Parla Giuseppe Cimarosa, parente di Messina Denaro: "Prendere posizione contro la mafia"
CronacaDalla famiglia Messina Denaro si è sempre tenuto lontano. Dieci anni fa ha convinto il padre a collaborare e ha deciso di restare a vivere qui, perchè -dice - “sono i mafiosi a dover andare via, non le persone oneste”. E a nome di quella Castelvetrano stanca e onesta, invita tutti a prendere una posizione netta nei confronti della mafia e di persone che hanno un nome e un cognome. "Bisogna far capire che sono dalla parte sbagliata”.
Dopo la morte di Matteo Messina Denaro la maggior parte dei cittadini di Castelvetrano, in testa il sindaco Enzo Alfano, vorrebbero voltare pagina e far dimenticare il marchio che l’ha resa più celebre come città natale del boss che per la sua arte, la sua cultura, la sua storia e per i templi del parco archeologico di Selinunte. Ma i tanti messaggi di cordoglio rivolti alla famiglia, postati in questi giorni sui social, raccontano una città in cui una parte del tessuto economico e sociale non prende le distanze da quella mafiosità che permea molte relazioni e nutre parte delle attività imprenditoriali.
Il boss stragista che tra gli anni 80 e 90 contribuì ad allungare la scia di sangue nelle città e campagne della Sicilia occidentale ed è stato condannato per le stragi del '92 e '93, ha nel corso degli anni cambiato strategia, cercando di raggiungere strati sempre più profondi dell’economia e piani sempre più alti delle amministrazioni, stringendo patti con imprenditori e politici, insegnando un metodo, non chiedere il pizzo ma collaborare e fare affari con i settori produttivi della società.
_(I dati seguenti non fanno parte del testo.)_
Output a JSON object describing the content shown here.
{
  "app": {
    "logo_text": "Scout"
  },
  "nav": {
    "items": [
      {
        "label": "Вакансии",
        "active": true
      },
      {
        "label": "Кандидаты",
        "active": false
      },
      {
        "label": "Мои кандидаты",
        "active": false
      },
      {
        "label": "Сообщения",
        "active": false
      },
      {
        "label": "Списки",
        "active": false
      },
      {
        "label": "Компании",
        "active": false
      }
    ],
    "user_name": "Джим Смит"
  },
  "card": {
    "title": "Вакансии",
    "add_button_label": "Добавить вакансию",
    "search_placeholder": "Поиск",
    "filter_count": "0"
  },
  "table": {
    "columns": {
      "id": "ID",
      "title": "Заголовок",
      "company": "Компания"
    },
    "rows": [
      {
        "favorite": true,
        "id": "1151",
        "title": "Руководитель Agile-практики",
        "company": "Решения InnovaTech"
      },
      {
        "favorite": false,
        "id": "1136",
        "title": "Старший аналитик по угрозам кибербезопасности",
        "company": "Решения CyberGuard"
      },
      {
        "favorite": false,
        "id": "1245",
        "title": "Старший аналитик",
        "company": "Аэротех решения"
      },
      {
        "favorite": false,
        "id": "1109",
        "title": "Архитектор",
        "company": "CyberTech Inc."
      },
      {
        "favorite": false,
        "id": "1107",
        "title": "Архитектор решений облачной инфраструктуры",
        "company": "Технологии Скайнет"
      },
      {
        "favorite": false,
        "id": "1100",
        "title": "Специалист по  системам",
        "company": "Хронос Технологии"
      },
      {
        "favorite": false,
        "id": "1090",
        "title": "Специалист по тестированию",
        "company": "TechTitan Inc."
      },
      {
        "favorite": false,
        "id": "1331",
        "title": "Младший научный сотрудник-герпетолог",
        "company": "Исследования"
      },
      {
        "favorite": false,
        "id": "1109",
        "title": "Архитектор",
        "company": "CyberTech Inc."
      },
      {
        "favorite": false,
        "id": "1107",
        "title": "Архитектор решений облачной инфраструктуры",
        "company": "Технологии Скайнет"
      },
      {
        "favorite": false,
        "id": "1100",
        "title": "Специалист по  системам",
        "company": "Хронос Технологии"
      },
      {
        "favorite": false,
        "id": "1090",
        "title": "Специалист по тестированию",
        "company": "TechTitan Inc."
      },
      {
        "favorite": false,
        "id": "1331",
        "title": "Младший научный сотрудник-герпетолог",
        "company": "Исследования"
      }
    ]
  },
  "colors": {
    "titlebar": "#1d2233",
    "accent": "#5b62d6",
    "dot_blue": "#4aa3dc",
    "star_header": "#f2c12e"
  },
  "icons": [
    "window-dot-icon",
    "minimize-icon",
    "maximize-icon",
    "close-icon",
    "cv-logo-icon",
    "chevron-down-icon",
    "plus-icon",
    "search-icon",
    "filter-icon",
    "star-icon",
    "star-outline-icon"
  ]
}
“La mafia si infiltra e si rende invisibile ed è difficile riconoscerla perché non si vede ma è ovunque. Va prima riconosciuta e poi contrastata”. Parole di Giuseppe Cimarosa, che di Messina Denaro è parente -sua nonna era sorella di Lorenza Santangelo, madre di Matteo Messina Denaro - ma dal clan ha sempre preso le distanze.
“Vivere qui è difficile anche perché spesso queste persone non si riconoscono ma ci sono e sono tanti, sono quelli che nella trentennale latitanza dell’ultimo boss stragista lo hanno protetto e lo hanno nascosto e continuano a considerarlo un eroe e un mito da idolatrare. A nome di quella Castelvetrano stanca e onesta invito tutti a prendere una posizione netta nei confronti della mafia e di persone che hanno un nome e un cognome. Bisogna far capire che sono dalla parte sbagliata”.
In tanti sono andati via, perché minacciati, per non aver voluto scendere a patti con la mafia, per la paura di dire no a chi proponeva di fare affari insieme. Giuseppe Cimarosa è rimasto, ora gestisce un maneggio nelle campagne disseminate di uliveti tra Castelvetrano e Campobello di Mazara, cioè tra la città in cui il boss stragista è nato ed è stato sepolto e il paese in cui ha vissuto negli ultimi mesi prima dell’arresto.
Cosa ha pensato quando ha saputo che Lorenza, sua cugina, la figlia nata dalla relazione di Matteo Messina Denaro con Franca Alagna durante la latitanza, ha preso il nome del padre?
“Credo che nessun componente della famiglia Messina Denaro abbia mai pensato di prendere le distanze. Ne conosco la natura. Sembrava che la figlia volesse dissociarsi, dato che per tutta la vita ha portato il cognome della madre, ma pochi mesi fa ha deciso di incontrare il padre, che mai aveva visto, e ha assunto il suo cognome. Più che dissociarsi si è quindi associata”.
Lei ha fatto una scelta opposta, dieci anni fa ha convinto suo padre imprenditore a collaborare e a chiudere per sempre i ponti con il malaffare a cui si era avvicinato.
“Gli dissi che doveva farlo e lui sapeva che altrimenti lo avrei ripudiato. Sono stati anni difficili, anche io ho avuto paura, ma ho sempre pensato che non dovevo fuggire, perché le persone oneste sono quelle che devono restare, i mafiosi sono quelli che devono andare via”.